So tonight after class, I decided to take the night off. It's been a long week filled with an expectedly intense amount of reading (I am a grad student, right? I live for it!) and job drama. Of course I thought I might further sell my soul to Steve Jobs and rent a movie off of iTunes, because you know after a week like this, the pajamas were on before my jeans even had a chance. But of course, Steve had it in for me, and I couldn't rent without an iTunes update, and that took 45 minutes, and then I decide I want to watch Mean Girls which takes AN HOUR to download. So I'm like, trying to unwind and of course after working today I have already gutted every newspaper and blog that I peruse for interesting snippets, waiting for the opportunity to chill out.
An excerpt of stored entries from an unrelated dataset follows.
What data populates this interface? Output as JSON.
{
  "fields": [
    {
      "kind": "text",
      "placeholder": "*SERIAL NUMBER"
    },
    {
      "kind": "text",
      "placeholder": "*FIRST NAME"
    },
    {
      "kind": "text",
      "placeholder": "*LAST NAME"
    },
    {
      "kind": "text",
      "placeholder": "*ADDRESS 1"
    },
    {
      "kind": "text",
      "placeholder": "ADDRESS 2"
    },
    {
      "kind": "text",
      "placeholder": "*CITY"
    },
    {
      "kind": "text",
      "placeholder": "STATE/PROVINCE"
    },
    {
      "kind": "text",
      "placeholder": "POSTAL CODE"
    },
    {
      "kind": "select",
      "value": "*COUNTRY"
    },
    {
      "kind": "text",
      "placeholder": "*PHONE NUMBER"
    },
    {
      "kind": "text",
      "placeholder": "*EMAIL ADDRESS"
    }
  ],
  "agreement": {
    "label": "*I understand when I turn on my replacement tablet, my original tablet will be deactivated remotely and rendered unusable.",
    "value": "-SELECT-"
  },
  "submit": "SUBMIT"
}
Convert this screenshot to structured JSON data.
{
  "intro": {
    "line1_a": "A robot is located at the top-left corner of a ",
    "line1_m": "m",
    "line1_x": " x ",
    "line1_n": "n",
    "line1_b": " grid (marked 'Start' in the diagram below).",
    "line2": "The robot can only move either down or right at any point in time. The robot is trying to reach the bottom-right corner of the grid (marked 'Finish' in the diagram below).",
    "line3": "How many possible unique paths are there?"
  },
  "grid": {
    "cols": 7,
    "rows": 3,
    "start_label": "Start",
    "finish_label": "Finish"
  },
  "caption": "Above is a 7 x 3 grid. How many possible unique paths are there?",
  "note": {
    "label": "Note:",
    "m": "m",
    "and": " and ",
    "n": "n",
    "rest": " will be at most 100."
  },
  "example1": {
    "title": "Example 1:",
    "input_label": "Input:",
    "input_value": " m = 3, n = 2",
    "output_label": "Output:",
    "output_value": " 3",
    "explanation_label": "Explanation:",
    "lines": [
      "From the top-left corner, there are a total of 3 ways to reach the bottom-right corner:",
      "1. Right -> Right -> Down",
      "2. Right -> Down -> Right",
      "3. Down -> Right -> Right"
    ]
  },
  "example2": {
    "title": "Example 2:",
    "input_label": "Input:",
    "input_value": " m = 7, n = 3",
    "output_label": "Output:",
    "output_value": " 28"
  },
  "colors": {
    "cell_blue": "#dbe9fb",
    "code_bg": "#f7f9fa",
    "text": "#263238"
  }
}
Left to my own devices, I might have done something productive like shave my legs or do homework, but no--I wanted to be entertained! And then I remember that for plane flights and whatever I subscribe to the This American Life podcast, which is of course, amazing. So I make my way all the way through episode #347, "Matchmakers," and at the end, sweet Ira says that the girl who just told this hilarious story has a forthcoming book about The New York Regional Mormon Singles Halloween Dance or something or the other, and I'm like, nuh.uh. So of course I am googling right now to find out who this girl is and what makes her the authority on such things, especially as someone who survived many such a dance (bad grammar, I knows). What I found was the funniest thing I've heard in a while-- I think because it was so earnest-- this comedienne totally reached me. Click here to feel the love.
I'll admit, she left me with some deep and abiding questions about what people thought I was the year I dressed as a Q-tip. But what really made her act perfect was how validating it was-- just to hear, for once, "yes, this is ridiculous, but oh, how hard we try!" And it seems no matter how far away I get from those experiences-- those years in College Heights ward, those innumerable dances, the painful dates and planning so many of those awful activities myself-- I can't shake that they are a part of who I am. I am bound, in some way that I don't understand, to the sacrifices I made-- even when I didn't understand why I was making them, even when they became half-hearted, and even now as I cut my losses. It made me wonder how much you can really stop being who you were, even as I heave a huge sigh of relief that my future is free from ever having to see a thirty-five year old virgin dressed as a duck doing the Electric Slide.
Now if you'll excuse me, it's time for Mean Girls.